Baroque art was never subtle about its intentions. It was a style born of drama and grandeur, designed to awe, seduce, and even manipulate. It bent light, played with scale, and framed its subjects with a theatrical flourish. Churches became stage sets for divine epiphanies; ceilings opened to heavens painted with impossible depth; sculptures twisted with exaggerated emotion. This wasn’t truth—it was heightened reality. And yet, the crowds were not repelled. They were captivated. Moved. Converted.
This complicity is key. Baroque art didn’t just deceive—it performed. And its audience played along. Much like in theatre, we suspend disbelief, not out of naivety but desire. We want the illusion because it reveals something emotional, something affective, that pure truth might not. The painting knows it's a trick. You know it's a trick. And still, something inside you leans forward. You don’t feel lied to—you feel seen.

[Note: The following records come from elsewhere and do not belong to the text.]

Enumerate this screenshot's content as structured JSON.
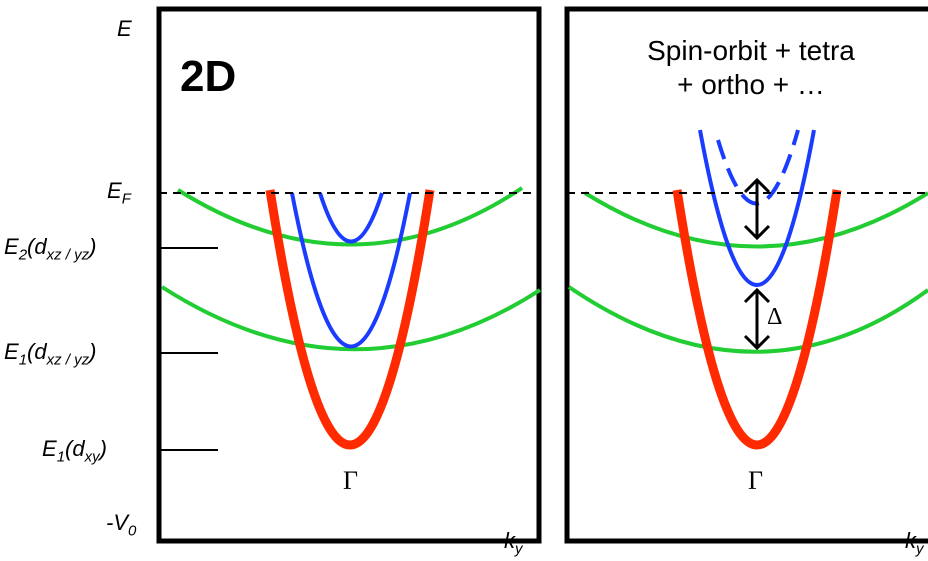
{
  "axes": {
    "energy_label": "E",
    "fermi_label": {
      "main": "E",
      "sub": "F"
    },
    "levels": [
      {
        "main": "E",
        "sub": "2",
        "paren": "(d",
        "sub2": "xz / yz",
        "close": ")"
      },
      {
        "main": "E",
        "sub": "1",
        "paren": "(d",
        "sub2": "xz / yz",
        "close": ")"
      },
      {
        "main": "E",
        "sub": "1",
        "paren": "(d",
        "sub2": "xy",
        "close": ")"
      }
    ],
    "bottom_label": {
      "main": "-V",
      "sub": "0"
    },
    "k_label": {
      "main": "k",
      "sub": "y"
    }
  },
  "left_panel": {
    "title": "2D",
    "gamma": "Γ"
  },
  "right_panel": {
    "annotation_line1": "Spin-orbit + tetra",
    "annotation_line2": "+ ortho + …",
    "gamma": "Γ",
    "delta": "Δ"
  },
  "colors": {
    "dxy": "#ff2a00",
    "dxz_yz": "#1a3cff",
    "upper_bands": "#22cc33",
    "fermi_line": "#000000"
  }
}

Fast forward to today, and the dynamics haven’t changed much. Our digital world is full of curated realities. Filters, avatars, cinematic storytelling, AI-generated beauty—all crafted illusions that we consume daily. We know they aren’t real. We engage with them anyway. Is that deception, or a form of emotional choreography we’ve collectively agreed to? Like Baroque viewers under a frescoed dome, we aren’t being fooled against our will. We are co-conspirators in the illusion.
But maybe the question isn’t whether we’re being fooled—it’s why we want to be. Illusion offers shelter. It allows complexity to be shaped into beauty, chaos into composition. Deception, in the artistic sense, becomes not a lie, but a lens. A filter for the soul.
So: is it still deception if we ask to be fooled? Perhaps not. Perhaps it's something else entirely—a pact. An aesthetic agreement between creator and viewer: I will build the illusion, and you will meet me halfway. Not to obscure the truth, but to feel it more deeply.
In that sense, Baroque art may not be a relic of past excess, but a blueprint for modern spectatorship. It reminds us that not all truths are told plainly—and not all lies are meant to mislead. Sometimes, the most honest thing we can do is to embrace the beautiful fiction.